Lou Reed‘s 1982 album The Blue Mask was “the end of something,” as Reed put it in a 1986 Rolling Stone interview, “the absolute end of everything from the Velvet Underground on. The Blue Mask was the final ending and Legendary Hearts [the 1983 follow-up] like a coda.”

The Blue Mask certainly marked a crossroads in Reed’s life and art. In stark contrast to his well-publicized personal and musical indulgences of the Seventies, Reed was now married and enjoying the new-found domestic calm documented in “My House” and “Heavenly Arms,” the ballads that bookend the album. At the same time, he had formed a lean, mean quartet combining his own psycho-twang with that of the celebrated New York guitarist Robert Quine and the fluid R&B bass of Fernando Saunders.

The result is a poetically compelling, musically brutish summation of Reed’s rites of rock & roll passage. The Blue Mask harks back to the twin-guitar violence of the Velvets and Reed’s earliest literary conceits (“My House” is dedicated to his mentor at Syracuse University, the poet Delmore Schwartz).

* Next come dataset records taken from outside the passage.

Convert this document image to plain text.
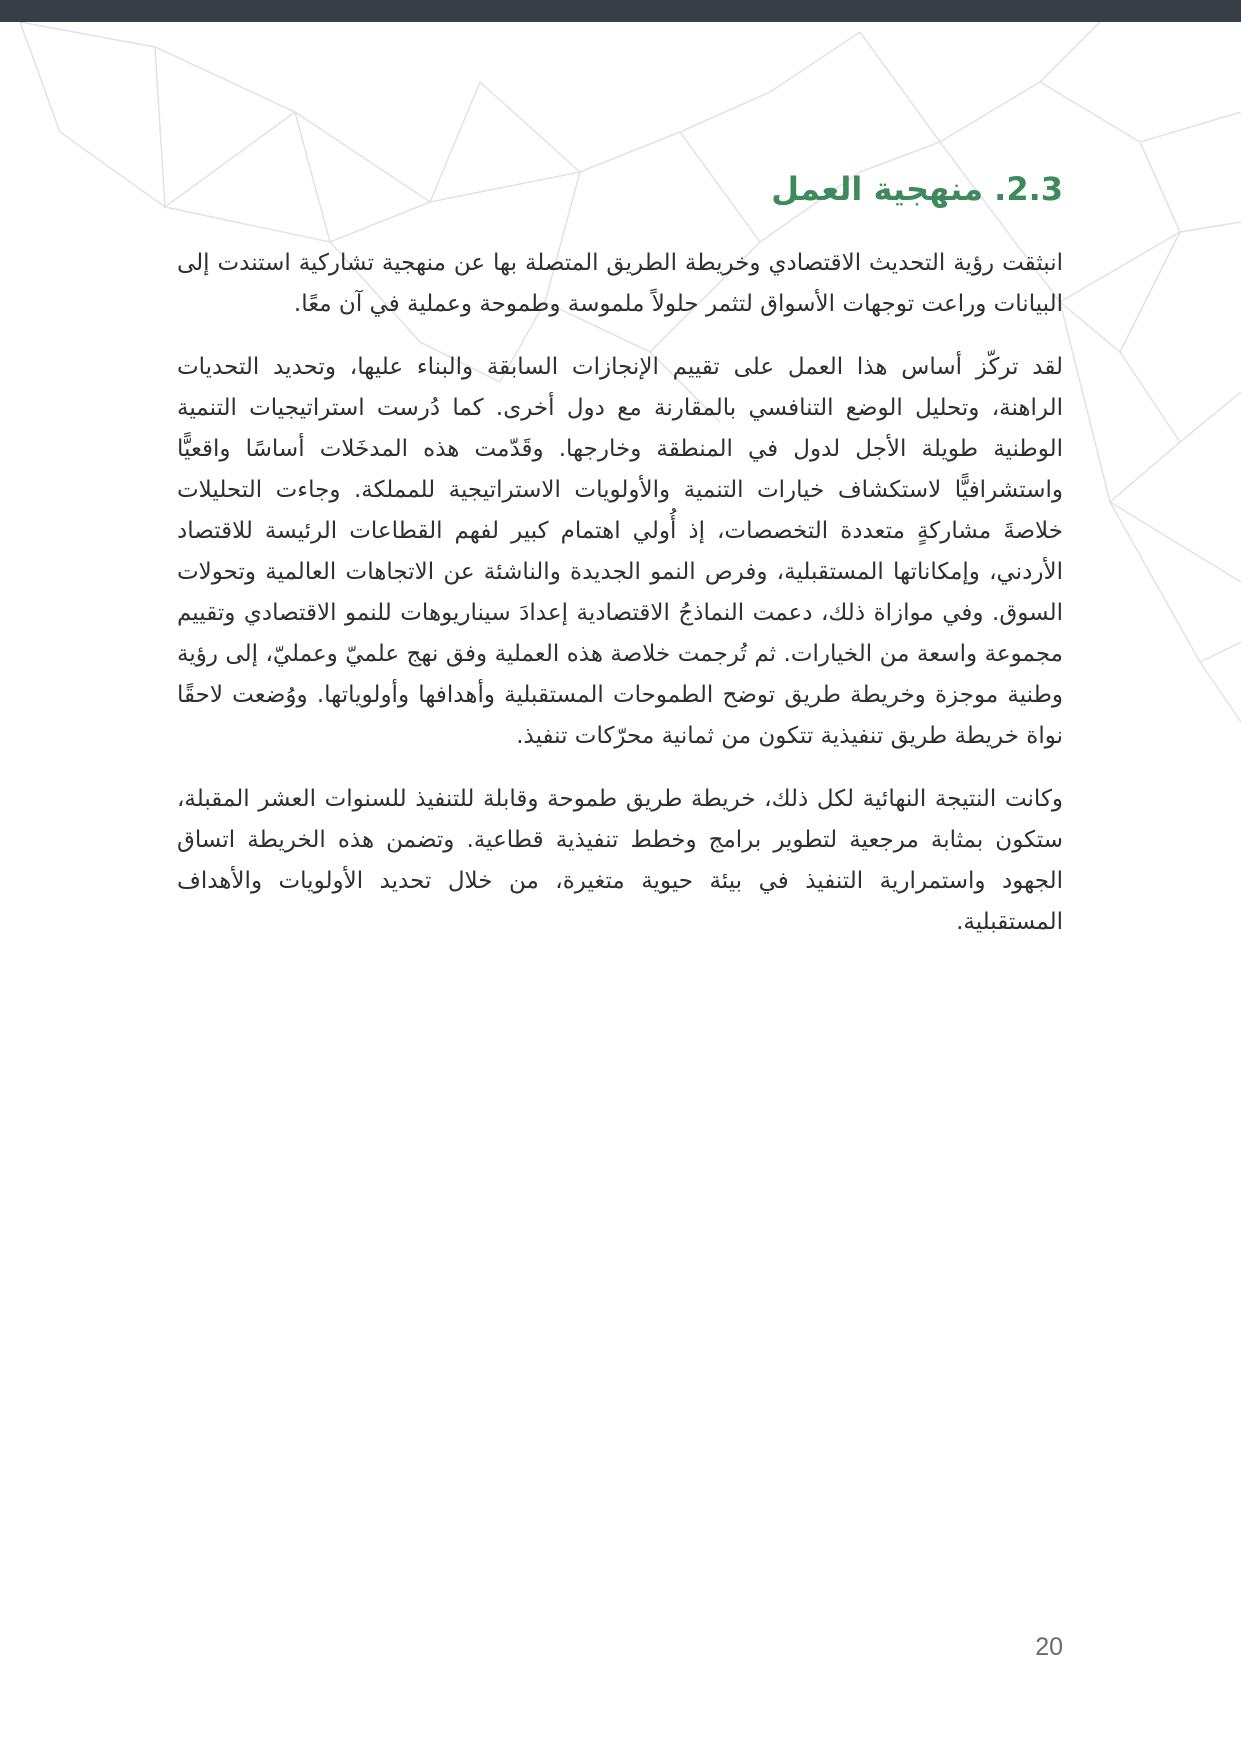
2.3. منهجية العمل

انبثقت رؤية التحديث الاقتصادي وخريطة الطريق المتصلة بها عن منهجية تشاركية استندت إلى البيانات وراعت توجهات الأسواق لتثمر حلولاً ملموسة وطموحة وعملية في آن معًا.

لقد تركّز أساس هذا العمل على تقييم الإنجازات السابقة والبناء عليها، وتحديد التحديات الراهنة، وتحليل الوضع التنافسي بالمقارنة مع دول أخرى. كما دُرست استراتيجيات التنمية الوطنية طويلة الأجل لدول في المنطقة وخارجها. وقَدّمت هذه المدخَلات أساسًا واقعيًّا واستشرافيًّا لاستكشاف خيارات التنمية والأولويات الاستراتيجية للمملكة. وجاءت التحليلات خلاصةَ مشاركةٍ متعددة التخصصات، إذ أُولي اهتمام كبير لفهم القطاعات الرئيسة للاقتصاد الأردني، وإمكاناتها المستقبلية، وفرص النمو الجديدة والناشئة عن الاتجاهات العالمية وتحولات السوق. وفي موازاة ذلك، دعمت النماذجُ الاقتصادية إعدادَ سيناريوهات للنمو الاقتصادي وتقييم مجموعة واسعة من الخيارات. ثم تُرجمت خلاصة هذه العملية وفق نهج علميّ وعمليّ، إلى رؤية وطنية موجزة وخريطة طريق توضح الطموحات المستقبلية وأهدافها وأولوياتها. ووُضعت لاحقًا نواة خريطة طريق تنفيذية تتكون من ثمانية محرّكات تنفيذ.

وكانت النتيجة النهائية لكل ذلك، خريطة طريق طموحة وقابلة للتنفيذ للسنوات العشر المقبلة، ستكون بمثابة مرجعية لتطوير برامج وخطط تنفيذية قطاعية. وتضمن هذه الخريطة اتساق الجهود واستمرارية التنفيذ في بيئة حيوية متغيرة، من خلال تحديد الأولويات والأهداف المستقبلية.

20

At the same time, the album casts a hopeful eye toward the future while effectively closing the book on Reed’s extended narrative odyssey through the dark side of human experience ”” violence (“The Gun”), alcoholism (“Underneath the Bottle”) and spiritual isolation (the howling “Waves of Fear”). Reed, who had already written definitive songs about drug addiction and sexual perversion, managed to top himself with the title track, which was packed with graphic images of sexual torture, Oedipal desire and, finally, castration. “I can’t even listen to that song,” the usually fearless Reed admitted in 1986.

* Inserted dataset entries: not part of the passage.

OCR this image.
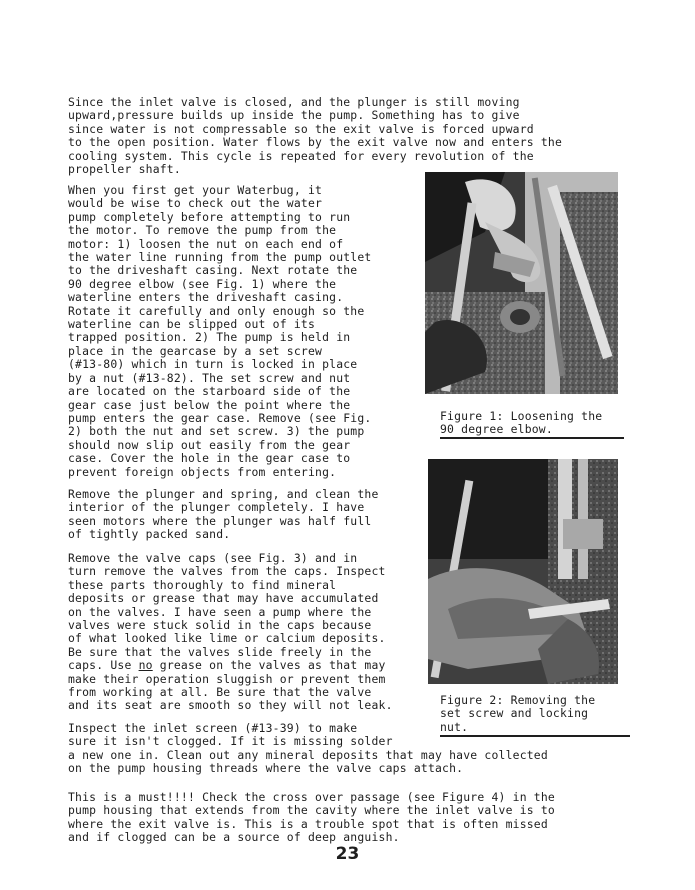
Since the inlet valve is closed, and the plunger is still moving
upward,pressure builds up inside the pump. Something has to give
since water is not compressable so the exit valve is forced upward
to the open position. Water flows by the exit valve now and enters the
cooling system. This cycle is repeated for every revolution of the
propeller shaft.
When you first get your Waterbug, it
would be wise to check out the water
pump completely before attempting to run
the motor. To remove the pump from the
motor: 1) loosen the nut on each end of
the water line running from the pump outlet
to the driveshaft casing. Next rotate the
90 degree elbow (see Fig. 1) where the
waterline enters the driveshaft casing.
Rotate it carefully and only enough so the
waterline can be slipped out of its
trapped position. 2) The pump is held in
place in the gearcase by a set screw
(#13-80) which in turn is locked in place
by a nut (#13-82). The set screw and nut
are located on the starboard side of the
gear case just below the point where the
pump enters the gear case. Remove (see Fig.
2) both the nut and set screw. 3) the pump
should now slip out easily from the gear
case. Cover the hole in the gear case to
prevent foreign objects from entering.
Figure 1: Loosening the
90 degree elbow.
Remove the plunger and spring, and clean the
interior of the plunger completely. I have
seen motors where the plunger was half full
of tightly packed sand.
Remove the valve caps (see Fig. 3) and in
turn remove the valves from the caps. Inspect
these parts thoroughly to find mineral
deposits or grease that may have accumulated
on the valves. I have seen a pump where the
valves were stuck solid in the caps because
of what looked like lime or calcium deposits.
Be sure that the valves slide freely in the
caps. Use no grease on the valves as that may
make their operation sluggish or prevent them
from working at all. Be sure that the valve
and its seat are smooth so they will not leak.	Figure 2: Removing the
set screw and locking
nut.
Inspect the inlet screen (#13-39) to make
sure it isn't clogged. If it is missing solder
a new one in. Clean out any mineral deposits that may have collected
on the pump housing threads where the valve caps attach.
This is a must!!!! Check the cross over passage (see Figure 4) in the
pump housing that extends from the cavity where the inlet valve is to
where the exit valve is. This is a trouble spot that is often missed
and if clogged can be a source of deep anguish.
23
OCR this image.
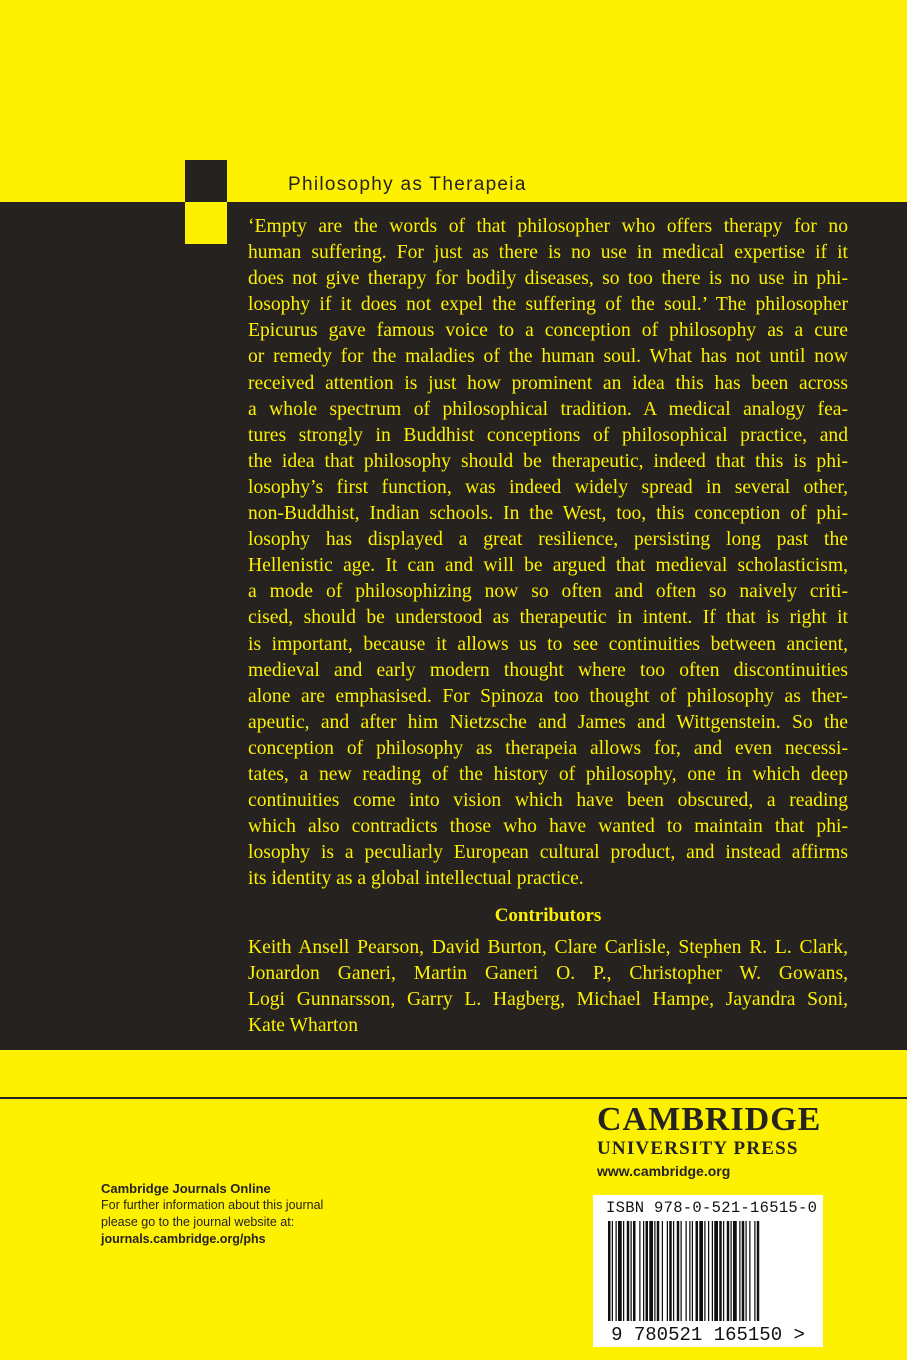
Philosophy as Therapeia
‘Empty are the words of that philosopher who offers therapy for no
human suffering. For just as there is no use in medical expertise if it
does not give therapy for bodily diseases, so too there is no use in phi-
losophy if it does not expel the suffering of the soul.’ The philosopher
Epicurus gave famous voice to a conception of philosophy as a cure
or remedy for the maladies of the human soul. What has not until now
received attention is just how prominent an idea this has been across
a whole spectrum of philosophical tradition. A medical analogy fea-
tures strongly in Buddhist conceptions of philosophical practice, and
the idea that philosophy should be therapeutic, indeed that this is phi-
losophy’s first function, was indeed widely spread in several other,
non-Buddhist, Indian schools. In the West, too, this conception of phi-
losophy has displayed a great resilience, persisting long past the
Hellenistic age. It can and will be argued that medieval scholasticism,
a mode of philosophizing now so often and often so naively criti-
cised, should be understood as therapeutic in intent. If that is right it
is important, because it allows us to see continuities between ancient,
medieval and early modern thought where too often discontinuities
alone are emphasised. For Spinoza too thought of philosophy as ther-
apeutic, and after him Nietzsche and James and Wittgenstein. So the
conception of philosophy as therapeia allows for, and even necessi-
tates, a new reading of the history of philosophy, one in which deep
continuities come into vision which have been obscured, a reading
which also contradicts those who have wanted to maintain that phi-
losophy is a peculiarly European cultural product, and instead affirms
its identity as a global intellectual practice.
Contributors
Keith Ansell Pearson, David Burton, Clare Carlisle, Stephen R. L. Clark,
Jonardon Ganeri, Martin Ganeri O. P., Christopher W. Gowans,
Logi Gunnarsson, Garry L. Hagberg, Michael Hampe, Jayandra Soni,
Kate Wharton
CAMBRIDGE
UNIVERSITY PRESS
www.cambridge.org
Cambridge Journals Online
For further information about this journal
please go to the journal website at:
journals.cambridge.org/phs
ISBN 978-0-521-16515-0
9 780521 165150 >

Initially, Reed gave each member of the band a bare-bones demo of the songs for The Blue Mask, with Reed singing and strumming an electric guitar. There were no rehearsals as such before the band went into the studio in October 1981. According to Robert Quine, “We’d just go in every day and do at least one, maybe two songs. We’d start to play and the arrangement would take shape.”

To preserve the spontaneity and bare-knuckles sound of the band, each track was recorded live (Reed redid his vocals later) and usually nailed down in two or three takes. “The Blue Mask” itself didn’t even take that long. “We did one half-finished take on that one,” says Quine, “did another one and that was it. That’s a great moment when [Reed] takes that guitar solo at the end. It’s every bit as brutal and energized as his stuff with the Velvet Underground.”